The Future of CPUs

profdlpprofdlp The Holy City Of Westlake, Ohio
edited November 2006 in Science & Tech
If you'd like to read a thoughtful article which attempts to forecast what we'll all be running in our computers a few years from now, here is a nice read.
It’s very easy to make accurate predictions about the future of technology. Stuff will get smaller, faster, and cheaper. This has been true for centuries and is unlikely to change—at least until we start running out of oil. Making interesting and accurate predictions is somewhat more difficult.

One trick employed by many futurists is to predict as many things as possible, and then remind people of the correct predictions when they happen, while brushing the less accurate predictions under the carpet. This approach works, to an extent, but isn’t much fun.

One good technique in the computing world is to look at what’s happening in the mainframe and supercomputer communities and predict that the same sorts of things will happen in the personal computer arena.
Chances are that whatever the future holds, it will be full of surprises.

Hat Tip: drasnor

Source: InformIT

Comments

  • LeonardoLeonardo Wake up and smell the glaciers Eagle River, Alaska Icrontian
    edited November 2006
    Good article, thanks. :thumbup
  • edited November 2006
    I am wondering what would be the place of Transmeta's code morphing technology in the future. It was a very neat idea, imho, will it be forgotten? Combined with the multiple cores and virtualization capabilities, CPUs (especially multiple cores) can be simultaneously morphed into multiple instruction sets for different purposes.
  • drasnordrasnor Starship Operator Hawthorne, CA Icrontian
    edited November 2006
    mirage wrote:
    I am wondering what would be the place of Transmeta's code morphing technology in the future. It was a very neat idea, imho, will it be forgotten? Combined with the multiple cores and virtualization capabilities, CPUs (especially multiple cores) can be simultaneously morphed into multiple instruction sets for different purposes.
    I think code morphing would be neat if the overhead was about a quarter of what it is now and if it made its way into some embedded chips. I can see an engineering MCU with code morphing being a hit as a kind of combined in-circuit simulator and hardware debugger capable of pretending to be any kind of MCU you want.

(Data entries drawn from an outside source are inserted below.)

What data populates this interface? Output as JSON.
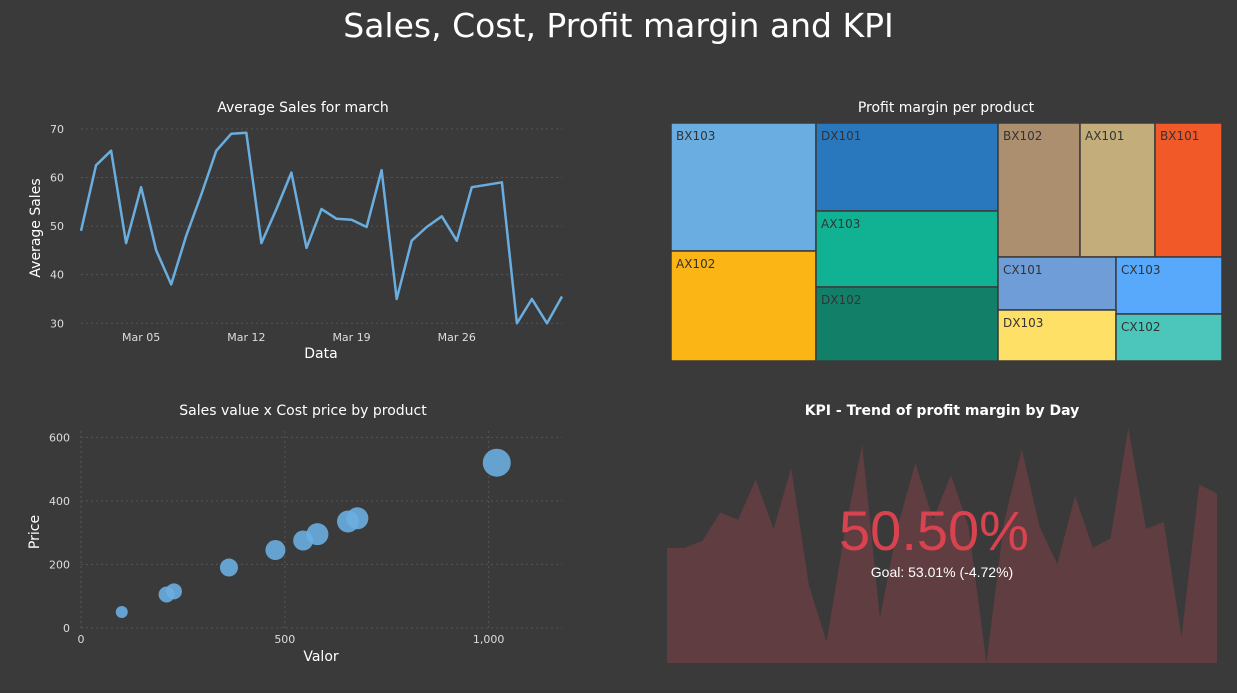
{
  "page": {
    "title": "Sales, Cost, Profit margin and KPI"
  },
  "chart_data": [
    {
      "type": "line",
      "title": "Average Sales for march",
      "xlabel": "Data",
      "ylabel": "Average Sales",
      "ylim": [
        28,
        71
      ],
      "y_ticks": [
        30,
        40,
        50,
        60,
        70
      ],
      "x_tick_labels": [
        "Mar 05",
        "Mar 12",
        "Mar 19",
        "Mar 26"
      ],
      "x_tick_days": [
        5,
        12,
        19,
        26
      ],
      "color": "#6aaee0",
      "points": [
        {
          "day": 1,
          "value": 49
        },
        {
          "day": 2,
          "value": 62.5
        },
        {
          "day": 3,
          "value": 65.5
        },
        {
          "day": 4,
          "value": 46.5
        },
        {
          "day": 5,
          "value": 58
        },
        {
          "day": 6,
          "value": 45
        },
        {
          "day": 7,
          "value": 38
        },
        {
          "day": 8,
          "value": 48
        },
        {
          "day": 9,
          "value": 56.5
        },
        {
          "day": 10,
          "value": 65.5
        },
        {
          "day": 11,
          "value": 69
        },
        {
          "day": 12,
          "value": 69.2
        },
        {
          "day": 13,
          "value": 46.5
        },
        {
          "day": 14,
          "value": 53.5
        },
        {
          "day": 15,
          "value": 61
        },
        {
          "day": 16,
          "value": 45.5
        },
        {
          "day": 17,
          "value": 53.5
        },
        {
          "day": 18,
          "value": 51.5
        },
        {
          "day": 19,
          "value": 51.3
        },
        {
          "day": 20,
          "value": 49.8
        },
        {
          "day": 21,
          "value": 61.5
        },
        {
          "day": 22,
          "value": 35
        },
        {
          "day": 23,
          "value": 47
        },
        {
          "day": 24,
          "value": 49.8
        },
        {
          "day": 25,
          "value": 52
        },
        {
          "day": 26,
          "value": 47
        },
        {
          "day": 27,
          "value": 58
        },
        {
          "day": 28,
          "value": 58.5
        },
        {
          "day": 29,
          "value": 59
        },
        {
          "day": 30,
          "value": 30
        },
        {
          "day": 31,
          "value": 35
        },
        {
          "day": 32,
          "value": 30
        },
        {
          "day": 33,
          "value": 35.5
        }
      ]
    },
    {
      "type": "treemap",
      "title": "Profit margin per product",
      "tiles": [
        {
          "label": "BX103",
          "color": "#6aade0"
        },
        {
          "label": "AX102",
          "color": "#fbb515"
        },
        {
          "label": "DX101",
          "color": "#2977bd"
        },
        {
          "label": "AX103",
          "color": "#10b293"
        },
        {
          "label": "DX102",
          "color": "#128068"
        },
        {
          "label": "BX102",
          "color": "#ac8f6e"
        },
        {
          "label": "AX101",
          "color": "#c3ad7a"
        },
        {
          "label": "BX101",
          "color": "#f15a28"
        },
        {
          "label": "CX101",
          "color": "#6f9dd8"
        },
        {
          "label": "CX103",
          "color": "#58a8fb"
        },
        {
          "label": "DX103",
          "color": "#fee067"
        },
        {
          "label": "CX102",
          "color": "#4cc6bb"
        }
      ]
    },
    {
      "type": "scatter",
      "title": "Sales value x Cost price by product",
      "xlabel": "Valor",
      "ylabel": "Price",
      "xlim": [
        0,
        1180
      ],
      "ylim": [
        -10,
        620
      ],
      "x_ticks": [
        {
          "value": 0,
          "label": "0"
        },
        {
          "value": 500,
          "label": "500"
        },
        {
          "value": 1000,
          "label": "1,000"
        }
      ],
      "y_ticks": [
        {
          "value": 0,
          "label": "0"
        },
        {
          "value": 200,
          "label": "200"
        },
        {
          "value": 400,
          "label": "400"
        },
        {
          "value": 600,
          "label": "600"
        }
      ],
      "color": "#6aaee0",
      "points": [
        {
          "x": 100,
          "y": 50,
          "r": 6
        },
        {
          "x": 210,
          "y": 105,
          "r": 8
        },
        {
          "x": 228,
          "y": 115,
          "r": 8
        },
        {
          "x": 363,
          "y": 190,
          "r": 9
        },
        {
          "x": 477,
          "y": 245,
          "r": 10
        },
        {
          "x": 545,
          "y": 275,
          "r": 10
        },
        {
          "x": 580,
          "y": 295,
          "r": 11
        },
        {
          "x": 655,
          "y": 335,
          "r": 11
        },
        {
          "x": 678,
          "y": 345,
          "r": 11
        },
        {
          "x": 1020,
          "y": 520,
          "r": 14
        }
      ]
    },
    {
      "type": "area",
      "title": "KPI - Trend of profit margin by Day",
      "kpi_value": "50.50%",
      "goal_text": "Goal: 53.01% (-4.72%)",
      "fill_color": "#7a3f45",
      "value_color": "#d9434f",
      "ylim": [
        0,
        100
      ],
      "values": [
        49,
        49,
        52,
        64,
        61,
        78,
        57,
        83,
        33,
        9,
        55,
        93,
        19,
        58,
        85,
        61,
        80,
        58,
        0,
        60,
        91,
        58,
        42,
        71,
        49,
        53,
        100,
        57,
        60,
        11,
        76,
        72
      ]
    }
  ]
}
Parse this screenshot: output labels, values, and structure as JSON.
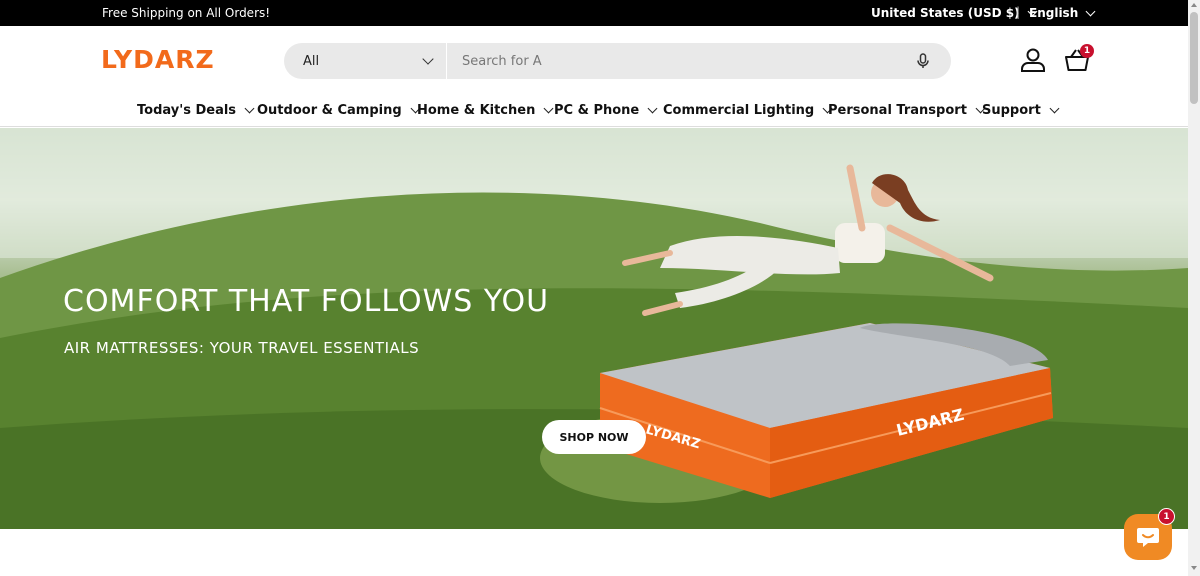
{
  "announcement": {
    "message": "Free Shipping on All Orders!",
    "region": "United States (USD $)",
    "separator": "|",
    "language": "English"
  },
  "header": {
    "logo": "LYDARZ",
    "search": {
      "category": "All",
      "placeholder": "Search for A"
    },
    "cart_count": "1"
  },
  "nav": {
    "items": [
      {
        "label": "Today's Deals"
      },
      {
        "label": "Outdoor & Camping"
      },
      {
        "label": "Home & Kitchen"
      },
      {
        "label": "PC & Phone"
      },
      {
        "label": "Commercial Lighting"
      },
      {
        "label": "Personal Transport"
      },
      {
        "label": "Support"
      }
    ]
  },
  "hero": {
    "headline": "COMFORT THAT FOLLOWS YOU",
    "subline": "AIR MATTRESSES: YOUR TRAVEL ESSENTIALS",
    "cta": "SHOP NOW",
    "mattress_brand": "LYDARZ"
  },
  "chat": {
    "badge": "1"
  },
  "colors": {
    "brand_orange": "#f26a1b",
    "badge_red": "#c8102e",
    "chat_orange": "#f08a24"
  }
}
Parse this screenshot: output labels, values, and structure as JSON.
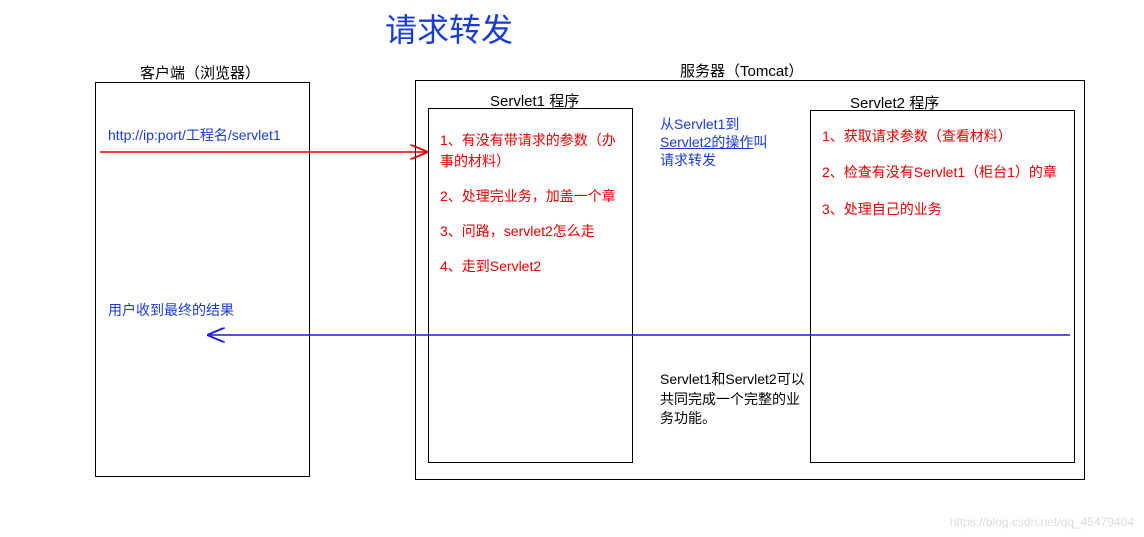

    As for general purpose machines, I can't imagine anyone being interested in running code morphing when they can have the real thing, faster, and for less money. There aren't any OSes worth mentioning that won't run natively on x86 so the only people that would want code morphing are strange folk that want to run Windows on their {insert favorite non-x86 enterprise or supercomputer arch here}. Given the nature of these machines and the fact that these people are already running BSD, SCO, Solaris, or Linux; Windows and MacOS seem like odd choices. I mean, the only person I know that would use it is Geeky because he refuses to learn any of the above.